All three “no” votes came from Democrats, and both “yes” votes — including Lundeen’s — came from Republicans.

It’s not that he isn’t onto something, the Democrats said. Colorado is increasingly unaffordable to many, and housing shortages of hundreds of thousands of units squeeze people at low and medium income levels, in rural and urban communities alike.

“I get it. I get what you’re trying to do,” state Sen. Joann Ginal of Fort Collins, chair of the Local Government Committee, told Lundeen before the vote. “I see this bill as something that right now, in its present state, is not ready for primetime.”

Lundeen’s bill would have set up a three-year pilot program to provide one-time $500 incentive payments to homeowners at least 55 years old who rent space in their homes to tenants staying for at least six months. The bill would have cost up to $2 million — about a fifth of which would have gone to state administration of the program.

“We have an affordability-of-life crisis in Colorado,” Lundeen, of Monument, told The Denver Post ahead of the committee hearing. “Housing is one of the most painful pressure points in that crisis.

“We drafted (the bill) as a light-touch effort to catalyze a market of pre-existing housing stock and people who need a roof over their head. Like any marketplace, it must work for both the provider and the customer. That invisible hand instead of onerous government regulation is a way to dramatically and quickly get more people into affordable housing.”

As a member of the minority party at the Capitol, Lundeen faced an uphill climb all along, and his is far from the first GOP bill to intrigue Democrats before dying. One common cause of such deaths, to hear Democrats tell it, is that Republicans, aware they don’t have the numbers to pass their own bills, may sometimes be more interested in generating conversation and headlines than in passing well-vetted, impactful legislation.

“There’s a difference between bills that are stakeholded and done through a long process and have an identified funding source, and bills that kind of drop out of nowhere that are part of a press conference and don’t have dedicated funding,” said the Senate President, Boulder Democrat Steve Fenberg, ahead of Wednesday’s hearing.

The Democrats on the committee agreed with Ginal and Fenberg that this one needed more work. Conifer’s Tammy Story said the bill encouraged “informal arrangements” between homeowners and tenants, and said she found the prospect of such arrangements “a little frightening.” She also said that if the bill really had merit, it would’ve been thought of already by the legislative task force on affordable housing, which this week debuted several bills that will make use of a historic influx of federal stimulus money from the American Rescue Plan Act.

Chris Kolker of Centennial said he’s worried about the potential for self-dealing among family members under Lundeen’s plan.

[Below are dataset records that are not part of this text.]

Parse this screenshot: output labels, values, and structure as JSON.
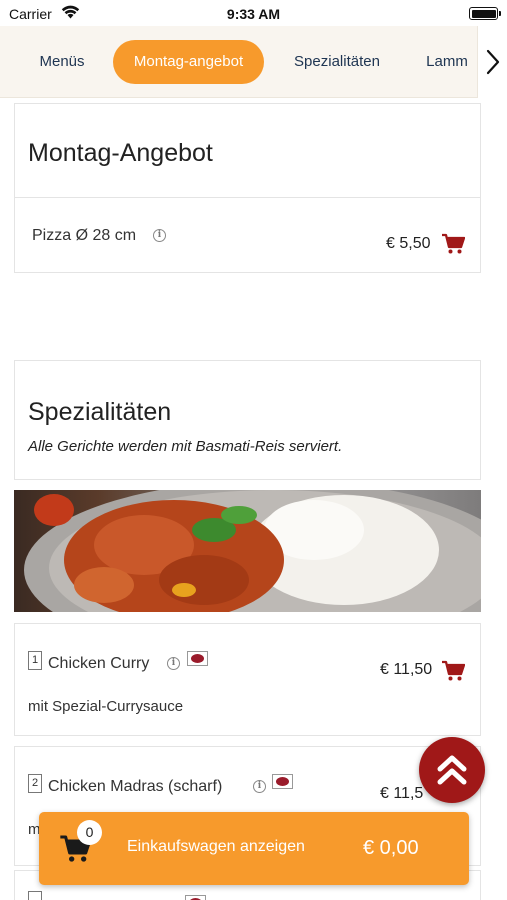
{
  "status_bar": {
    "carrier": "Carrier",
    "time": "9:33 AM"
  },
  "tabs": [
    {
      "label": "Menüs",
      "active": false
    },
    {
      "label": "Montag-angebot",
      "active": true
    },
    {
      "label": "Spezialitäten",
      "active": false
    },
    {
      "label": "Lamm",
      "active": false
    }
  ],
  "colors": {
    "accent": "#f79a2c",
    "cart_icon": "#a01818",
    "tab_text": "#1f3552"
  },
  "sections": [
    {
      "title": "Montag-Angebot",
      "note": "",
      "items": [
        {
          "number": "",
          "name": "Pizza Ø 28 cm",
          "price": "€ 5,50",
          "description": ""
        }
      ]
    },
    {
      "title": "Spezialitäten",
      "note": "Alle Gerichte werden mit Basmati-Reis serviert.",
      "items": [
        {
          "number": "1",
          "name": "Chicken Curry",
          "price": "€ 11,50",
          "description": "mit Spezial-Currysauce"
        },
        {
          "number": "2",
          "name": "Chicken Madras (scharf)",
          "price": "€ 11,5",
          "description": "m"
        }
      ]
    }
  ],
  "cart": {
    "count": "0",
    "label": "Einkaufswagen anzeigen",
    "total": "€ 0,00"
  }
}
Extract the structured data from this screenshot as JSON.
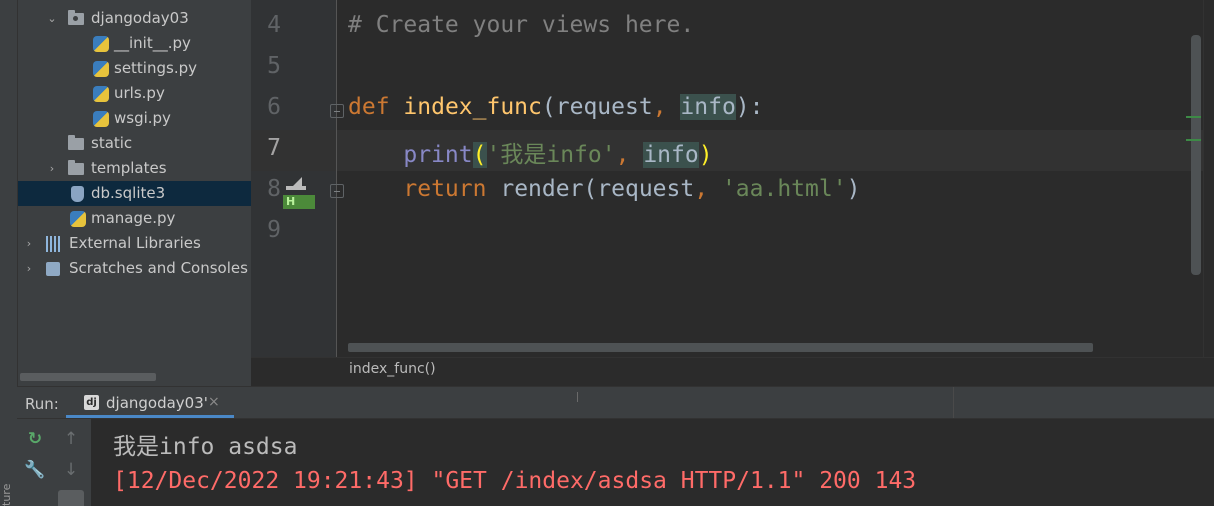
{
  "project_tree": {
    "items": [
      {
        "label": "djangoday03",
        "type": "package"
      },
      {
        "label": "__init__.py",
        "type": "python"
      },
      {
        "label": "settings.py",
        "type": "python"
      },
      {
        "label": "urls.py",
        "type": "python"
      },
      {
        "label": "wsgi.py",
        "type": "python"
      },
      {
        "label": "static",
        "type": "folder"
      },
      {
        "label": "templates",
        "type": "folder"
      },
      {
        "label": "db.sqlite3",
        "type": "database",
        "selected": true
      },
      {
        "label": "manage.py",
        "type": "python"
      },
      {
        "label": "External Libraries",
        "type": "libraries"
      },
      {
        "label": "Scratches and Consoles",
        "type": "scratches"
      }
    ]
  },
  "editor": {
    "line_numbers": [
      "4",
      "5",
      "6",
      "7",
      "8",
      "9"
    ],
    "current_line": "7",
    "lines": {
      "l4": {
        "comment": "# Create your views here."
      },
      "l6": {
        "kw": "def",
        "fn": "index_func",
        "open": "(",
        "p1": "request",
        "comma": ",",
        "p2": "info",
        "close": "):"
      },
      "l7": {
        "builtin": "print",
        "open": "(",
        "str": "'我是info'",
        "comma": ",",
        "arg": "info",
        "close": ")"
      },
      "l8": {
        "kw": "return",
        "call": "render(request",
        "comma": ",",
        "str": "'aa.html'",
        "close": ")"
      }
    },
    "gutter_badge": "H"
  },
  "breadcrumb": {
    "text": "index_func()"
  },
  "run_panel": {
    "label": "Run:",
    "tab_label": "djangoday03'",
    "tab_icon": "dj",
    "close_glyph": "×",
    "output_lines": [
      "我是info asdsa",
      "[12/Dec/2022 19:21:43] \"GET /index/asdsa HTTP/1.1\" 200 143"
    ]
  },
  "side_tool_label": "ture",
  "colors": {
    "keyword": "#cc7832",
    "function": "#ffc66d",
    "string": "#6a8759",
    "builtin": "#8888c6",
    "error_output": "#ff6b68",
    "selection": "#0d293e"
  }
}
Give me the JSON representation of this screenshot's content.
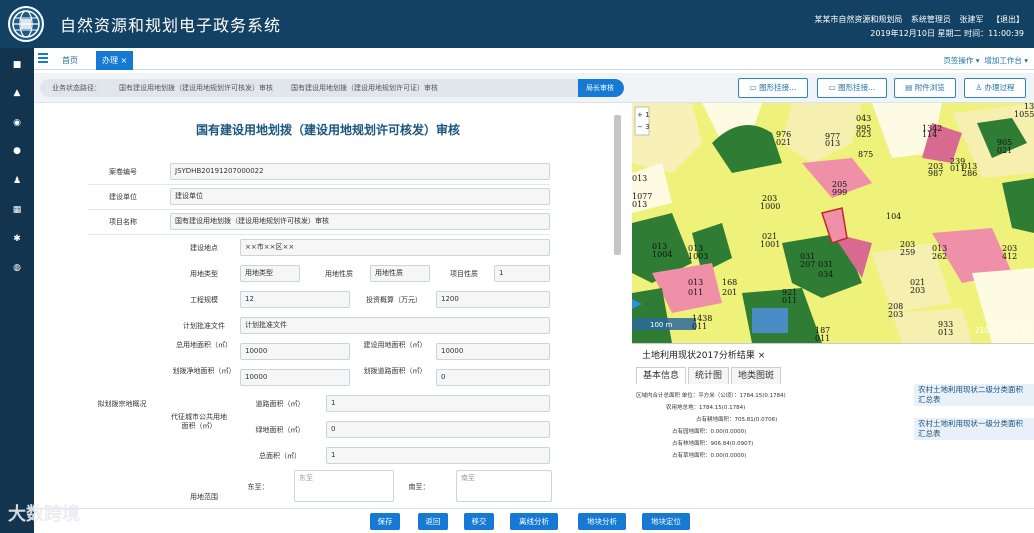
{
  "app": {
    "title": "自然资源和规划电子政务系统"
  },
  "header": {
    "org": "某某市自然资源和规划局",
    "admin": "系统管理员",
    "user": "张建军",
    "logout": "【退出】",
    "datetime": "2019年12月10日 星期二 时间：11:00:39"
  },
  "tabs": {
    "home": "首页",
    "active": "办理 ×"
  },
  "tabbar_right": {
    "page_ops": "页签操作 ▾",
    "add_workspace": "增加工作台 ▾"
  },
  "breadcrumb": {
    "label": "业务状态路径：",
    "steps": [
      "国有建设用地划拨（建设用地规划许可核发）审核",
      "国有建设用地划拨（建设用地规划许可证）审核"
    ],
    "current": "局长审核"
  },
  "toolbar": {
    "attach1": "图形挂接...",
    "attach2": "图形挂接...",
    "attachment_view": "附件浏览",
    "process": "办理过程"
  },
  "form": {
    "title": "国有建设用地划拨（建设用地规划许可核发）审核",
    "case_no_label": "案卷编号",
    "case_no": "JSYDHB20191207000022",
    "unit_label": "建设单位",
    "unit": "建设单位",
    "project_label": "项目名称",
    "project": "国有建设用地划拨（建设用地规划许可核发）审核",
    "group_label": "拟划拨宗地概况",
    "location_label": "建设地点",
    "location": "××市××区××",
    "land_type_label": "用地类型",
    "land_type": "用地类型",
    "land_nature_label": "用地性质",
    "land_nature": "用地性质",
    "project_nature_label": "项目性质",
    "project_nature": "1",
    "scale_label": "工程规模",
    "scale": "12",
    "invest_label": "投资概算（万元）",
    "invest": "1200",
    "plan_doc_label": "计划批准文件",
    "plan_doc": "计划批准文件",
    "total_area_label": "总用地面积（㎡）",
    "total_area": "10000",
    "build_area_label": "建设用地面积（㎡）",
    "build_area": "10000",
    "net_area_label": "划拨净地面积（㎡）",
    "net_area": "10000",
    "road_area_label": "划拨道路面积（㎡）",
    "road_area": "0",
    "public_label": "代征城市公共用地面积（㎡）",
    "road_label": "道路面积（㎡）",
    "road": "1",
    "green_label": "绿地面积（㎡）",
    "green": "0",
    "sum_label": "总面积（㎡）",
    "sum": "1",
    "range_label": "用地范围",
    "east_label": "东至：",
    "east": "东至",
    "south_label": "南至：",
    "south": "南至"
  },
  "map": {
    "zoom_in": "+ 1",
    "zoom_out": "− 3",
    "scale": "100 m",
    "coords": "2104.59.28.7.2",
    "labels": [
      "976",
      "021",
      "977",
      "013",
      "995",
      "023",
      "1342",
      "114",
      "239",
      "011",
      "875",
      "203",
      "987",
      "013",
      "286",
      "013",
      "205",
      "999",
      "203",
      "1000",
      "021",
      "1001",
      "013",
      "1004",
      "013",
      "1003",
      "031",
      "207",
      "031",
      "034",
      "203",
      "259",
      "013",
      "262",
      "203",
      "412",
      "013",
      "168",
      "201",
      "011",
      "021",
      "203",
      "1341",
      "104",
      "921",
      "011",
      "208",
      "203",
      "933",
      "013",
      "1438",
      "011",
      "187",
      "011",
      "1077",
      "013",
      "905",
      "021",
      "1055",
      "043",
      "011",
      "203"
    ]
  },
  "results": {
    "title": "土地利用现状2017分析结果 ×",
    "tabs": [
      "基本信息",
      "统计图",
      "地类图斑"
    ],
    "lines": [
      "区域内合计总面积 单位：平方米（公顷）：1784.15(0.1784)",
      "农用地总地：1784.15(0.1784)",
      "占有耕地面积：705.81(0.0706)",
      "占有园地面积：0.00(0.0000)",
      "占有林地面积：906.84(0.0907)",
      "占有草地面积：0.00(0.0000)"
    ],
    "list": [
      "农村土地利用现状二级分类面积汇总表",
      "农村土地利用现状一级分类面积汇总表"
    ]
  },
  "buttons": {
    "save": "保存",
    "back": "返回",
    "transfer": "移交",
    "redline": "离线分析",
    "parcel_analysis": "地块分析",
    "parcel_locate": "地块定位"
  },
  "watermark": "大数跨境"
}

He conceded that this could probably be resolved through amendments and further discussion, and said his greater concern is the cost of the program.

Ginal, herself over 55 and a landlord, said the bill lacked adequate protections for those who’d be involved in the rental arrangements Lundeen proposed.

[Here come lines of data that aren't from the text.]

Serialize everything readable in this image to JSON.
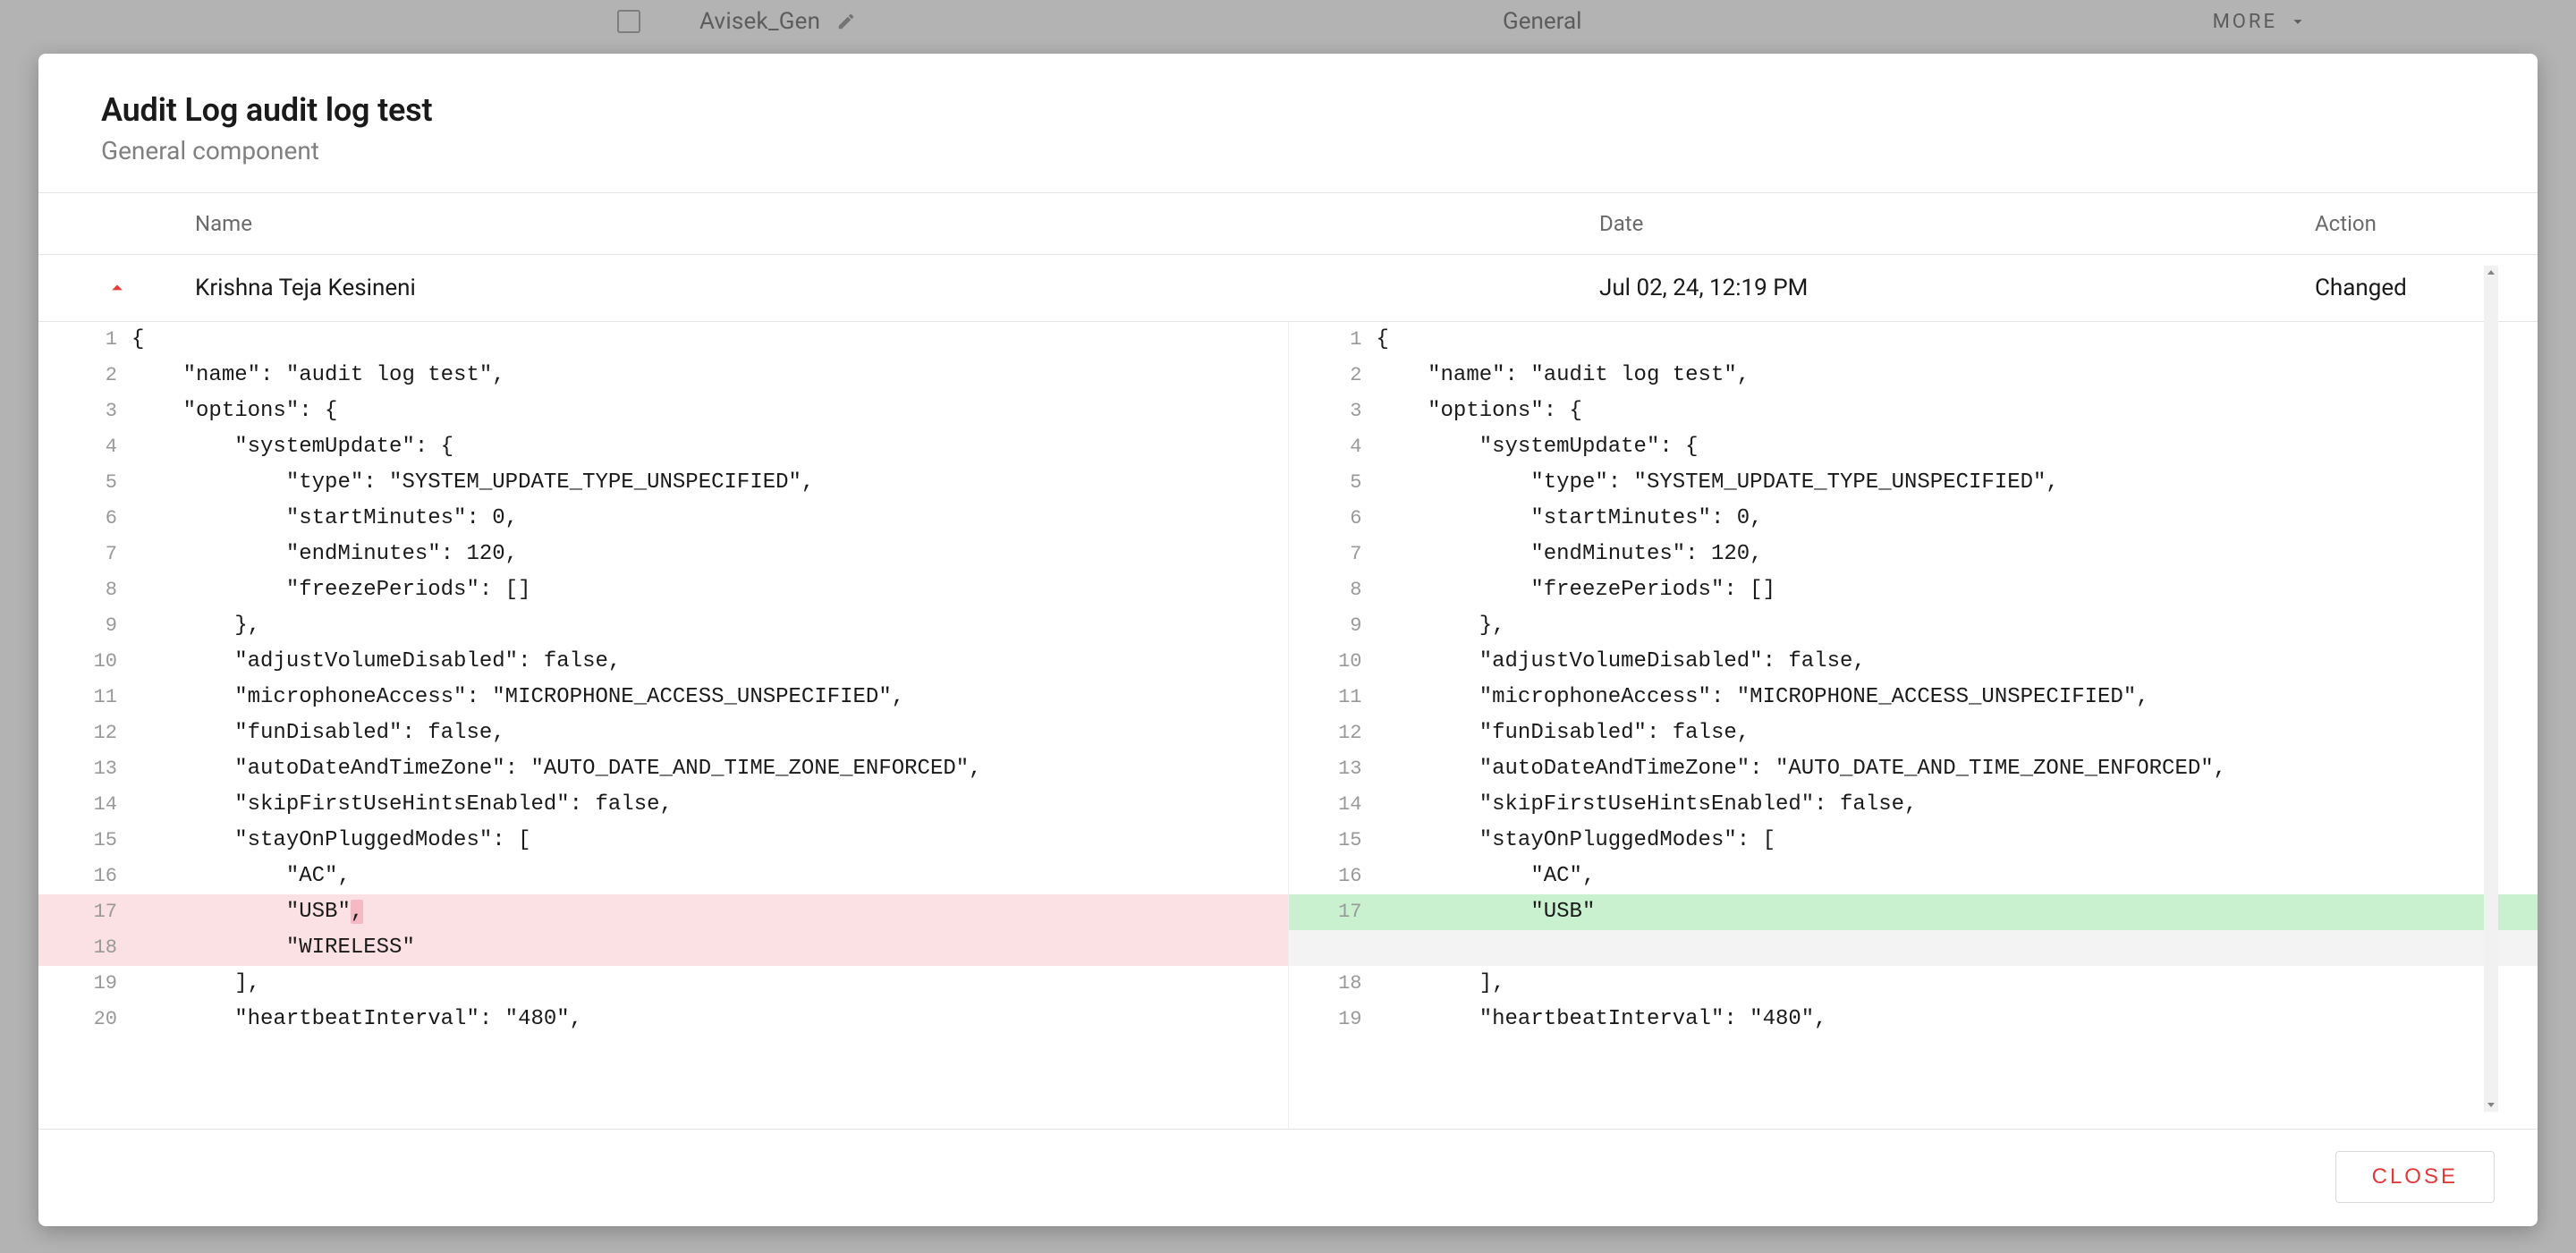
{
  "background": {
    "row_name": "Avisek_Gen",
    "category": "General",
    "more_label": "MORE"
  },
  "modal": {
    "title": "Audit Log audit log test",
    "subtitle": "General component",
    "columns": {
      "name": "Name",
      "date": "Date",
      "action": "Action"
    },
    "entry": {
      "user": "Krishna Teja Kesineni",
      "date": "Jul 02, 24, 12:19 PM",
      "action": "Changed"
    },
    "close_label": "CLOSE"
  },
  "diff": {
    "left": [
      {
        "n": 1,
        "t": "{"
      },
      {
        "n": 2,
        "t": "    \"name\": \"audit log test\","
      },
      {
        "n": 3,
        "t": "    \"options\": {"
      },
      {
        "n": 4,
        "t": "        \"systemUpdate\": {"
      },
      {
        "n": 5,
        "t": "            \"type\": \"SYSTEM_UPDATE_TYPE_UNSPECIFIED\","
      },
      {
        "n": 6,
        "t": "            \"startMinutes\": 0,"
      },
      {
        "n": 7,
        "t": "            \"endMinutes\": 120,"
      },
      {
        "n": 8,
        "t": "            \"freezePeriods\": []"
      },
      {
        "n": 9,
        "t": "        },"
      },
      {
        "n": 10,
        "t": "        \"adjustVolumeDisabled\": false,"
      },
      {
        "n": 11,
        "t": "        \"microphoneAccess\": \"MICROPHONE_ACCESS_UNSPECIFIED\","
      },
      {
        "n": 12,
        "t": "        \"funDisabled\": false,"
      },
      {
        "n": 13,
        "t": "        \"autoDateAndTimeZone\": \"AUTO_DATE_AND_TIME_ZONE_ENFORCED\","
      },
      {
        "n": 14,
        "t": "        \"skipFirstUseHintsEnabled\": false,"
      },
      {
        "n": 15,
        "t": "        \"stayOnPluggedModes\": ["
      },
      {
        "n": 16,
        "t": "            \"AC\","
      },
      {
        "n": 17,
        "t": "            \"USB\",",
        "kind": "removed-inline",
        "inline_removed": ","
      },
      {
        "n": 18,
        "t": "            \"WIRELESS\"",
        "kind": "removed"
      },
      {
        "n": 19,
        "t": "        ],"
      },
      {
        "n": 20,
        "t": "        \"heartbeatInterval\": \"480\","
      }
    ],
    "right": [
      {
        "n": 1,
        "t": "{"
      },
      {
        "n": 2,
        "t": "    \"name\": \"audit log test\","
      },
      {
        "n": 3,
        "t": "    \"options\": {"
      },
      {
        "n": 4,
        "t": "        \"systemUpdate\": {"
      },
      {
        "n": 5,
        "t": "            \"type\": \"SYSTEM_UPDATE_TYPE_UNSPECIFIED\","
      },
      {
        "n": 6,
        "t": "            \"startMinutes\": 0,"
      },
      {
        "n": 7,
        "t": "            \"endMinutes\": 120,"
      },
      {
        "n": 8,
        "t": "            \"freezePeriods\": []"
      },
      {
        "n": 9,
        "t": "        },"
      },
      {
        "n": 10,
        "t": "        \"adjustVolumeDisabled\": false,"
      },
      {
        "n": 11,
        "t": "        \"microphoneAccess\": \"MICROPHONE_ACCESS_UNSPECIFIED\","
      },
      {
        "n": 12,
        "t": "        \"funDisabled\": false,"
      },
      {
        "n": 13,
        "t": "        \"autoDateAndTimeZone\": \"AUTO_DATE_AND_TIME_ZONE_ENFORCED\","
      },
      {
        "n": 14,
        "t": "        \"skipFirstUseHintsEnabled\": false,"
      },
      {
        "n": 15,
        "t": "        \"stayOnPluggedModes\": ["
      },
      {
        "n": 16,
        "t": "            \"AC\","
      },
      {
        "n": 17,
        "t": "            \"USB\"",
        "kind": "added"
      },
      {
        "n": "",
        "t": "",
        "kind": "filler"
      },
      {
        "n": 18,
        "t": "        ],"
      },
      {
        "n": 19,
        "t": "        \"heartbeatInterval\": \"480\","
      }
    ]
  }
}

“I don’t want anyone to be abused, to be taken advantage of,” she said.

Lundeen repeatedly asked his colleagues to work with him to fix the problems they perceived. He also told The Post that he had at least one Democrat — Gov. Jared Pols — who liked his plan and was ready to work on it. The governor’s staff did not respond to a request for comment on the bill.

The second Republican on the committee, Larry Liston of Colorado Springs, said it’s not fair to cry foul on the bill’s price tag, since that money could help create a few thousand new housing options for a state that badly needs them.

“I think this is a good, fair, honest attempt,” he said. “This isn’t even a rounding error in the budget here in Colorado.”